Cette générosité a cependant un prix et comporte son lot de défis. Comment illustrer cet ADN fondé sur le partage et la communion entre le public et les artistes ? Comment présenter un même spectacle à trois endroits simultanément ?

« Dès le départ, j’ai imaginé ces soirées se déroulant en trois lieux différents. Il fallait donc trouver une formule qui porte un message fort. Et je pense que notre slogan, “Une idée de fous !”, traduit vraiment le concept global que nous avons proposé. En effet, assurer en quelques minutes le déplacement, en hélicoptère et en voiture, des artistes entre les différents lieux n’est pas simple. Cela nécessite une logistique impressionnante et une synchronisation parfaite qui, selon les contraintes météorologiques et les aléas de la circulation, peuvent exiger de se rabattre sur l’un des multiples plans B (C ou D) concoctés en amont. »

Il ne fait aucun doute que cette toute première édition du Grand Montréal comédie fest sera suivie d’une seconde mouture encore plus folle, à l’identité encore mieux définie. « Tout est allé très vite.
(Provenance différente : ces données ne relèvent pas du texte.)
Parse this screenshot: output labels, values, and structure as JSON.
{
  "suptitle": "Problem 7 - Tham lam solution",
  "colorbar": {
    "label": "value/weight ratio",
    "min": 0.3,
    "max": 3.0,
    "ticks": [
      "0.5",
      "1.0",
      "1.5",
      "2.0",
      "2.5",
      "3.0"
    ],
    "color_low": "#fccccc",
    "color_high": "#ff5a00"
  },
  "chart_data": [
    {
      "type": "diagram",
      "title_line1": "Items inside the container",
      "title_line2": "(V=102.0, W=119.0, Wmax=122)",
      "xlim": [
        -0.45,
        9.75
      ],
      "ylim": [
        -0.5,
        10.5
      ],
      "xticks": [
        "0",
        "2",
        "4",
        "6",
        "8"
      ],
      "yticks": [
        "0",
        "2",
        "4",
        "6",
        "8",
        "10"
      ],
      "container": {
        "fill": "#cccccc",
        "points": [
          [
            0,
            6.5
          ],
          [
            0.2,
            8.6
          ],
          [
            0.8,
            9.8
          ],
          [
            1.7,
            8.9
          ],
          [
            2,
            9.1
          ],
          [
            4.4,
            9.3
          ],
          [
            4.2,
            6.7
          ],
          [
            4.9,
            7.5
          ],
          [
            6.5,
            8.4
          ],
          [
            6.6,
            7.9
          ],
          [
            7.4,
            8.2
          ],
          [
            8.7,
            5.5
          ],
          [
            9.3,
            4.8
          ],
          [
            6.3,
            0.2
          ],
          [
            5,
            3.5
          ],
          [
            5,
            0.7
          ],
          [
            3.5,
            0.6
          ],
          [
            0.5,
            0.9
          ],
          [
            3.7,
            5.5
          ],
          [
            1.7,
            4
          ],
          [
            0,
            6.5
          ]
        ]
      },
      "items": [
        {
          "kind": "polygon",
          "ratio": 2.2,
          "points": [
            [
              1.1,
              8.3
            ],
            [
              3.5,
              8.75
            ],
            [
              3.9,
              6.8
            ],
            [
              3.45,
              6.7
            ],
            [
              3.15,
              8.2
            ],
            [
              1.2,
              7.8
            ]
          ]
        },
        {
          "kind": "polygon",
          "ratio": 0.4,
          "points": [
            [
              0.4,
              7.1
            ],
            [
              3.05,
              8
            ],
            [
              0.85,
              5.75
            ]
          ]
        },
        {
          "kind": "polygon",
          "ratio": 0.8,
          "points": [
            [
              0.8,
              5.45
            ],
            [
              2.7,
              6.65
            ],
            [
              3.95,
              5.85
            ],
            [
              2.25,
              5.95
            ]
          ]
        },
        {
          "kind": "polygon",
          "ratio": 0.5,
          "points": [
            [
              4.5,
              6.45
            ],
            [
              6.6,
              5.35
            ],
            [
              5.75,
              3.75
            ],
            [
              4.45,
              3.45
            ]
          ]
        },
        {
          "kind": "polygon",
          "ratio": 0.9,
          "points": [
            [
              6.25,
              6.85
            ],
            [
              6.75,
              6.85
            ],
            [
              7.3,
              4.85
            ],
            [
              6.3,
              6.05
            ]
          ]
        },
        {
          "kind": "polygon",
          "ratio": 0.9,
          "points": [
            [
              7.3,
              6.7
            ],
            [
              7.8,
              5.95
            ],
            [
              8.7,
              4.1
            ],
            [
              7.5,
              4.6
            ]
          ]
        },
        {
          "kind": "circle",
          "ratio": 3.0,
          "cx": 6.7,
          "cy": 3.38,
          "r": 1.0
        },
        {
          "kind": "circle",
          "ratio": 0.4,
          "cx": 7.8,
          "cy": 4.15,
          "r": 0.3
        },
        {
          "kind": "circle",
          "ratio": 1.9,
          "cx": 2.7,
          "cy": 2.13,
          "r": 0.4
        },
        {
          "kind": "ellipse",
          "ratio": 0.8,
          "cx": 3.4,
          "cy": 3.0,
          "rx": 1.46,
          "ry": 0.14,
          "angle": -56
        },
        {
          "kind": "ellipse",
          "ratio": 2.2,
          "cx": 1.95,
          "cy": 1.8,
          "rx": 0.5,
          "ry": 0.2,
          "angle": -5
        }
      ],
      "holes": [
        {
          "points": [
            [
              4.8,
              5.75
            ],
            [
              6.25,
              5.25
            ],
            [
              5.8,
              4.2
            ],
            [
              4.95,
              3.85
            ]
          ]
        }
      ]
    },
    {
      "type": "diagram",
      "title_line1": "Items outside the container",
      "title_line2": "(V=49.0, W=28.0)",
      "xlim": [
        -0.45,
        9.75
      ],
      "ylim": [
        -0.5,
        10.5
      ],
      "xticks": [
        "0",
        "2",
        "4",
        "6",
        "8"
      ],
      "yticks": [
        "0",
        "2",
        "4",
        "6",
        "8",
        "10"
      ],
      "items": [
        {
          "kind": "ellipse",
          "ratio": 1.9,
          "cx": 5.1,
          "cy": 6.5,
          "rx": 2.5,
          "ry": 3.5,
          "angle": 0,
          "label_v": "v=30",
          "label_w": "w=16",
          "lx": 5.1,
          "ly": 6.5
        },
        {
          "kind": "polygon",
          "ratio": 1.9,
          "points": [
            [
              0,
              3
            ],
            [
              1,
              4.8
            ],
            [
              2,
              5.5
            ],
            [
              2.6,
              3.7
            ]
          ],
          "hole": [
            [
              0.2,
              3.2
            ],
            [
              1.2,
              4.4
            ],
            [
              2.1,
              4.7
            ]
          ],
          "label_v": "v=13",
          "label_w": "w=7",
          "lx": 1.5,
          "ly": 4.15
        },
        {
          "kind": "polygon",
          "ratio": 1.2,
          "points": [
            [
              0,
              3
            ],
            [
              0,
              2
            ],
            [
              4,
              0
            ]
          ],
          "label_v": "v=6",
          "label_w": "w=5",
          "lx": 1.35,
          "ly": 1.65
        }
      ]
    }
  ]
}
En janvier, on n’existait même pas légalement en tant qu’organisme. Pour la prochaine édition, nous allons commencer dès le mois de septembre afin de nous laisser le temps de pousser le concept encore plus loin et proposer des choses très différentes », affirme Martin Petit. « Je pense qu’une idée a le pouvoir de rapprocher les gens, et c’est ce qui s’est passé avec la nôtre. Ce qui en ressortira ? On verra. Mais le concept a déjà énormément de valeur à mes yeux », conclut-il.